2023-07-15
Static websites have a low barrier to entry
Yesterday I wrote about a criticism of the usual static versus dynamic website divide, where I noted a number of (what I see as) significant differences between static and dynamic websites in practice. But there is another important difference in practice, and that's the amount of expertise that's needed to create each of them. Specifically, static websites don't require much expertise to create. Given a suitable general web server environment, which is easy to provide, all you need to set up a static website is the ability to write HTML, or even an authoring and editing tool that will do it for you.
(Well, you need to be able to put your edited files on your web server, but generally this is straightforward, especially at small scale.)
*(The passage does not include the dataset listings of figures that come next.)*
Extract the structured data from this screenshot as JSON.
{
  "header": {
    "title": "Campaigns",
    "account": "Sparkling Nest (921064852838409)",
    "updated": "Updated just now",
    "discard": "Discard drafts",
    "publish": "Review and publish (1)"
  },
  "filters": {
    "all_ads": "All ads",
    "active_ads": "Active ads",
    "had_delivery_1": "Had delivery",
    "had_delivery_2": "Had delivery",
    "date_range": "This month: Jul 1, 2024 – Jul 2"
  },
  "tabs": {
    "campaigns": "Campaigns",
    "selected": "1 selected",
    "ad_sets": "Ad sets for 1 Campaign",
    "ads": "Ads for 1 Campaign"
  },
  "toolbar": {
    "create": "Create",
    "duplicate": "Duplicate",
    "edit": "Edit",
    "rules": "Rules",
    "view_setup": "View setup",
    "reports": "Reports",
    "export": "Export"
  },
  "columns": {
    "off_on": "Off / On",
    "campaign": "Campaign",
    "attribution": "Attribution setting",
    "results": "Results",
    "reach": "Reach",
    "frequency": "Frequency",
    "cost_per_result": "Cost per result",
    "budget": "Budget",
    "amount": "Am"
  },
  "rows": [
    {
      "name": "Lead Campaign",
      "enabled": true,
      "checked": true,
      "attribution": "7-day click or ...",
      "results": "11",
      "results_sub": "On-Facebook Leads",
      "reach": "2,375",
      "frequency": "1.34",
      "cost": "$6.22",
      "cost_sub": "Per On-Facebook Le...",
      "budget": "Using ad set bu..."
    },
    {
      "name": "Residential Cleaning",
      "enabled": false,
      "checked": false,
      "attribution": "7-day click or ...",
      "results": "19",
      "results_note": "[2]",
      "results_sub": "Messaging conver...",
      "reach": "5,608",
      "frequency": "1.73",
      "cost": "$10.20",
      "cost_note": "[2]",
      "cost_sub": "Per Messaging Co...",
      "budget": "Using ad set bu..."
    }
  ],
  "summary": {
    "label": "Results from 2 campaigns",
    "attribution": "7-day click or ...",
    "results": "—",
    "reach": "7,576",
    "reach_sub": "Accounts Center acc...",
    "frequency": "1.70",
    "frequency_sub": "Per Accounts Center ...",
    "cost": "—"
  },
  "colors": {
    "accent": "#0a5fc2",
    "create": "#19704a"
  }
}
There are dynamic website environments that are almost this simple, but they're also necessarily relatively canned, fixed function environments. The obvious examples of this are the various providers of hosted blogs and similar things such as Dreamwidth. These are all dynamic sites, but your options for changing how they work are usually both relatively modest and more complicated than 'write HTML'. In addition, you have the hidden complexity of picking which of the many varieties best meets your needs.
(Then, over a long enough time span you may have to deal with moving from one canned service to another.)
A fully custom dynamic website has a quite high expertise level, because you need to be able to program (in some environment). When Wesley Aptekar-Cassels' There is no such thing as a static website looks forward to a future where there is a standard API between web servers and dynamic websites so that dynamic websites can be readily moved between providers, it's still seeing a future where you have to program to create your portable but dynamic website. You can't get away from this; it's intrinsic in the extra freedom that being dynamic gives you. Either you have to write code or you have to sort through other people's code to find one that does what you want.
In a sense, static websites have already done this sorting and arrived on a feature set for you. But it happens to be a feature set that's both fairly simple and fairly general, one that's proven to be quite adaptable in practice over the time the web has been here.
Another aspect of this is when you need the expertise. If you have only static HTML and CSS, with no JavaScript, you put essentially all of the expertise and work needed to creating the HTML and CSS. Once created, it's static and won't actively need changes (although you may want to change the look every so often even if the content doesn't get modified). All of the ongoing work lives on the other side of the static website split, in maintaining the web server itself. Pragmatically, this helps a lot to enable low-attention websites, ones that you can mostly ignore for long lengths of time and don't have to constantly look after.
(If you run the web server itself you do have to keep up with things there. But there are ways of offloading this work to someone else, and there are lots of providers of the service.)